Additional support materials on topics such as podcasting, voice-over PowerPoint, screencasting, and use of Turnitin for submission, marking, and feedback will also be available.   And there’s a programme of live online support sessions to answer questions and give you clear guidance and walk-throughs of the tools available to you.


New Learning Environment, Same Learning Community

The key message in any shift to supporting learning in an online context is to keep the people, the learning, and the community at the heart of thinking and practice.  We often jump to concerns about the technology as this is where the ‘new’ and daunting lies for us.  – Will students engage? Will I remember what buttons to press and when?  However, in a time of uncertainty, focusing on what remains the same – the people and the pedagogy that you are familiar with – will make the shift to online much more manageable.

So five key tips:

  1. Keep things simple. Focus on maintaining communication and support using tools that are familiar to you and your students. Email and even the trusty telephone will have their place.  Most importantly, the course page on your institutional VLE will be critical, with its capacity to host forum discussions and an online webinar room (or rooms) for staff and student interaction.
  2. Use your time wisely – focus the limited time you have on the interactions that matter. Use tools you are familiar with, share resources you have already developed. Ensure that your online interactions capture your voice and the approach to teaching that students are familiar with. This will be far more important to students than superbly produced, whizz-bang new resources.
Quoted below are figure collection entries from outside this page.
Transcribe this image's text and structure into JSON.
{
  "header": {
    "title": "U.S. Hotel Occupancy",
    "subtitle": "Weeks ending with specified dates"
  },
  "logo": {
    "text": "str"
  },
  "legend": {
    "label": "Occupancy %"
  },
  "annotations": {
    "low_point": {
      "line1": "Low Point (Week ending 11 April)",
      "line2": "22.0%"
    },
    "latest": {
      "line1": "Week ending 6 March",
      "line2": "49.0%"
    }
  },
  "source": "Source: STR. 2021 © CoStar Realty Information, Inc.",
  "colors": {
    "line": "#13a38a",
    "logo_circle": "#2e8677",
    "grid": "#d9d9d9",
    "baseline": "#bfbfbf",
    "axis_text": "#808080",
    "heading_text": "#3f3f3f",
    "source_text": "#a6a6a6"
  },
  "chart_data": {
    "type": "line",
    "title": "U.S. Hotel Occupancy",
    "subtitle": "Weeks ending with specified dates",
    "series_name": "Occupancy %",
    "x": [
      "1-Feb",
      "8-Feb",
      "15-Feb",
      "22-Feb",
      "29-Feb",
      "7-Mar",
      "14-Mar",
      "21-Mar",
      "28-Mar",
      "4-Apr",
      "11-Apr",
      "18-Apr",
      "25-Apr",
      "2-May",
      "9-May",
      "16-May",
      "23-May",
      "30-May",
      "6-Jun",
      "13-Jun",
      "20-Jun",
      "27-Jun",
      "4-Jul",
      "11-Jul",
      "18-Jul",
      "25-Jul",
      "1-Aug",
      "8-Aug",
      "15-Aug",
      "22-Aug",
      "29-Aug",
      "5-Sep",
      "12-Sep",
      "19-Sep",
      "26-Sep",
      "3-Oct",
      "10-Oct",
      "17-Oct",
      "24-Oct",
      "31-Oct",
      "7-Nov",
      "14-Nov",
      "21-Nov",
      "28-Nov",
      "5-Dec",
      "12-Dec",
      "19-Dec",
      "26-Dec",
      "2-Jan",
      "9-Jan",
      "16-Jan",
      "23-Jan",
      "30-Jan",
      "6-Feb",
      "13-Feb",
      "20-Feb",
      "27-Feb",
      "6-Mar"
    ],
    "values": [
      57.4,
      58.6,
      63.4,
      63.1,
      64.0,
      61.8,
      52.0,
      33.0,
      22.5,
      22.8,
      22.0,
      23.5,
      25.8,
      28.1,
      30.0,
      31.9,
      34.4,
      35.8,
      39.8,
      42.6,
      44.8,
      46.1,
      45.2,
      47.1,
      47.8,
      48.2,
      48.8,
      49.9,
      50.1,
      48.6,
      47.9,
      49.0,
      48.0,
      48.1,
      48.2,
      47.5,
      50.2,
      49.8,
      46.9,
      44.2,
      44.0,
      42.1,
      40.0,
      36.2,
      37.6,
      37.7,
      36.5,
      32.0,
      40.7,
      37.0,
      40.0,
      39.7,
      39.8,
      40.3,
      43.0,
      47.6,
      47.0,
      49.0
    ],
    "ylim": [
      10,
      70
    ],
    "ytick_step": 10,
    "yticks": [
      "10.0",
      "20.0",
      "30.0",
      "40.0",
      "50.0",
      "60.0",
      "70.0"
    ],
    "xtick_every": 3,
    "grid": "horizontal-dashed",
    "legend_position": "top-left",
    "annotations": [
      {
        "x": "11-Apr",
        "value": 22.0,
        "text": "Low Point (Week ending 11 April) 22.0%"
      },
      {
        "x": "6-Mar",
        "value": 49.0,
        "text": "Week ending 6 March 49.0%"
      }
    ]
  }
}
And make time for virtual office hours, space for students to come and ask questions or seek reassurance.
  3. Ensuring learning stays active. Even with a large class, you can use the spaces available to you for interaction and activities that encourage students to work together.  Make use of discussion forums, ask students to ‘meet’ together and feedback into the main discussions, encourage people to engage with each other’s input.
  4. Informal interactions matter. Moving online doesn’t mean you have to lose the informal interactions, the light-hearted encounters that light up any teaching space and bring your learning community together.  Keep your teaching voice authentically you, whatever medium you use.  And consider an informal space for your group – a forum for general chat, a virtual coffee break. This is as important for staff as it is for students: online working can be lonely, unless you build space for informal encounters.
  5. Experiment, but don’t worry if things don’t work. If you find yourself suddenly having to work in an online space, there will be a lot of trial and error – from you and your students.  That’s absolutely fine.  And remember, there is plenty of support out there to help you in this new space – colleagues who have already experimented with a particular tool or approach, learning technologists who will be happy to share their expertise, as are colleagues in the Learning and Teaching Academy (LTA) and Learning and Teaching Enhancement Service (LTES).  You may be increasingly working online, but you are not alone.


A Team Effort

It’s been a busy period, as we have worked across the University to develop and share these resources.  Throughout, this activity has been characterised by an enormous sense of collegiality, kindness and care for colleagues and an overwhelming commitment to supporting our students.

We hope you find these resources useful.  Do let us know what you’ve found helpful and what further topics you need support with. There are colleagues across the university here to support and guide you.